Besides infinite wounds and strips I suffered for them, I suffered my side to be opened with a spear to pour out bowels of my love upon them and to show them that if I had had any more blood left in my body, as I had none but a little and that mingled with water, I would most willingly have shed it for them.

Let us consider here at how dear a rate Christ purchased our souls.

Let us consider by the greatness of the price, the value of our souls, for Christ as he was a most loving shepherd, so was he a most prudent merchant & would not pay so dear unless there were some good proportion: let us consider this I say, and take heed we be not so careless and prodigal of our souls, as to lose them or hazard them for a trifle, as all the whole world is indeed in comparison of a soul: and if we do, thought God out of his love esteemeth it a loss to him, the loss indeed is ours and not his, and the loss is so great that Christ sheweth it by way of Interrogation or asking a question: What availeth it a man (sayeth he) to gain all the world and loose his soul?
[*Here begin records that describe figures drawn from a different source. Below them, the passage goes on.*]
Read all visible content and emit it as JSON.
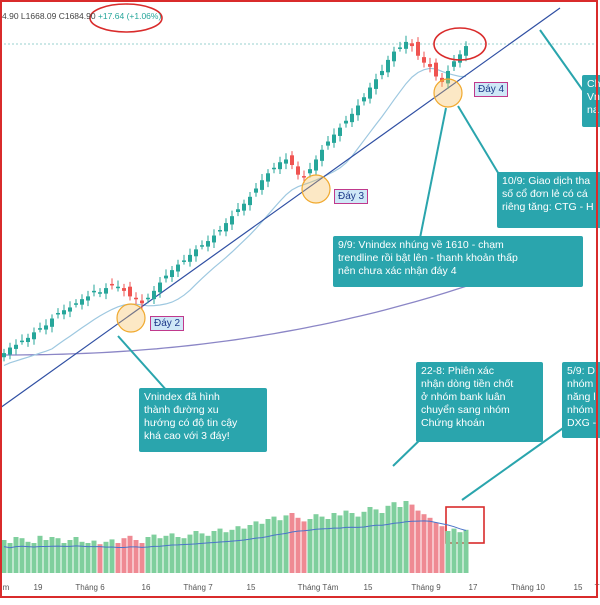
{
  "header": {
    "ohlc_text": "4.90  L1668.09  C1684.90",
    "change_text": "+17.64 (+1.06%)"
  },
  "colors": {
    "up": "#26a69a",
    "down": "#ef5350",
    "vol_up": "#7fcf9d",
    "vol_down": "#ef8a93",
    "trendline": "#2f4fa3",
    "ma_short": "#9ec8e0",
    "ma_long": "#8b86c6",
    "callout_bg": "#2aa5ad",
    "highlight": "#d92b2b"
  },
  "x_axis": {
    "labels": [
      "m",
      "19",
      "Tháng 6",
      "16",
      "Tháng 7",
      "15",
      "Tháng Tám",
      "15",
      "Tháng 9",
      "17",
      "Tháng 10",
      "15",
      "Tháng"
    ]
  },
  "day_labels": {
    "d2": "Đáy 2",
    "d3": "Đáy 3",
    "d4": "Đáy 4"
  },
  "callouts": {
    "trend": "Vnindex đã hình\nthành đường xu\nhướng có độ tin cậy\nkhá cao với 3 đáy!",
    "sep9": "9/9: Vnindex nhúng về 1610 - chạm\ntrendline rồi bật lên - thanh khoản thấp\nnên chưa xác nhận đáy 4",
    "oct10": "10/9: Giao dịch tha\nsố cổ đơn lẻ có cá\nriêng tăng: CTG - H",
    "aug22": "22-8: Phiên xác\nnhận dòng tiền chốt\nở nhóm bank luân\nchuyển sang nhóm\nChứng khoán",
    "sep5": "5/9: D\nnhóm\nnăng l\nnhóm\nDXG -",
    "topright": "Ch\nVn\nna"
  },
  "chart_data": {
    "type": "candlestick",
    "title": "",
    "instrument": "VN-Index",
    "last": {
      "low": 1668.09,
      "close": 1684.9,
      "change": 17.64,
      "change_pct": 1.06
    },
    "x_ticks": [
      "m",
      "19",
      "Tháng 6",
      "16",
      "Tháng 7",
      "15",
      "Tháng Tám",
      "15",
      "Tháng 9",
      "17",
      "Tháng 10",
      "15",
      "Tháng"
    ],
    "annotations": [
      {
        "label": "Đáy 2",
        "period": "Tháng 6"
      },
      {
        "label": "Đáy 3",
        "period": "Tháng Tám"
      },
      {
        "label": "Đáy 4",
        "period": "Tháng 9"
      }
    ],
    "close_index_estimate": [
      1240,
      1248,
      1252,
      1258,
      1262,
      1270,
      1276,
      1280,
      1290,
      1298,
      1302,
      1306,
      1312,
      1318,
      1322,
      1330,
      1328,
      1334,
      1338,
      1336,
      1330,
      1322,
      1318,
      1312,
      1320,
      1330,
      1342,
      1352,
      1360,
      1368,
      1374,
      1382,
      1390,
      1396,
      1402,
      1410,
      1418,
      1428,
      1438,
      1448,
      1456,
      1466,
      1478,
      1490,
      1500,
      1508,
      1516,
      1520,
      1512,
      1498,
      1494,
      1506,
      1520,
      1534,
      1546,
      1556,
      1566,
      1576,
      1586,
      1598,
      1610,
      1624,
      1636,
      1648,
      1664,
      1676,
      1682,
      1690,
      1684,
      1670,
      1660,
      1654,
      1640,
      1632,
      1648,
      1662,
      1672,
      1684
    ],
    "volume_relative": [
      0.55,
      0.5,
      0.6,
      0.58,
      0.52,
      0.5,
      0.62,
      0.55,
      0.6,
      0.58,
      0.5,
      0.55,
      0.6,
      0.52,
      0.5,
      0.54,
      0.48,
      0.52,
      0.56,
      0.5,
      0.58,
      0.62,
      0.55,
      0.5,
      0.6,
      0.64,
      0.58,
      0.62,
      0.66,
      0.6,
      0.58,
      0.64,
      0.7,
      0.66,
      0.62,
      0.7,
      0.74,
      0.68,
      0.72,
      0.78,
      0.74,
      0.8,
      0.86,
      0.82,
      0.9,
      0.94,
      0.88,
      0.96,
      1.0,
      0.92,
      0.86,
      0.9,
      0.98,
      0.94,
      0.9,
      1.0,
      0.96,
      1.04,
      1.0,
      0.94,
      1.02,
      1.1,
      1.06,
      1.0,
      1.12,
      1.18,
      1.1,
      1.2,
      1.14,
      1.04,
      0.98,
      0.92,
      0.84,
      0.78,
      0.7,
      0.74,
      0.68,
      0.72
    ]
  }
}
As if it were so gross a folly as is worthy of nothing but to be wondered at, and never wondered at enough.

And though our good shepherd hath provided such sovereign sustenance as is his own very flesh & blood which is able not only to preserve our souls alive but to make them fat, & lusty: yet we may starve them.

Or so use it that we be never the better, but the worse: and one special thing is, that may May hinder the operation thereof though we frequent it never so much (as happeneth in our corporal food) if we do not masticate or chew it well in the eating, that is to say, consider well the benefit and excellency of such heavenly food & our unworthiness thereof.

But you will ask how often should we frequent this heavenly food?

Once a month is the longest the Council of Trent adviseth unto Religious persons, sess.25.cap.10. Once a week, to wit upon Sundays, was the most they used in the primitive Church; the mean between both, which is commonly best even in the best things, is once a fornight or three week; less then a month, in those that would imitate religious persons, is too much neglect, oftener then a week too much singularity and presumption, especially if it be accompanied with emulation & contempt of others that do not so.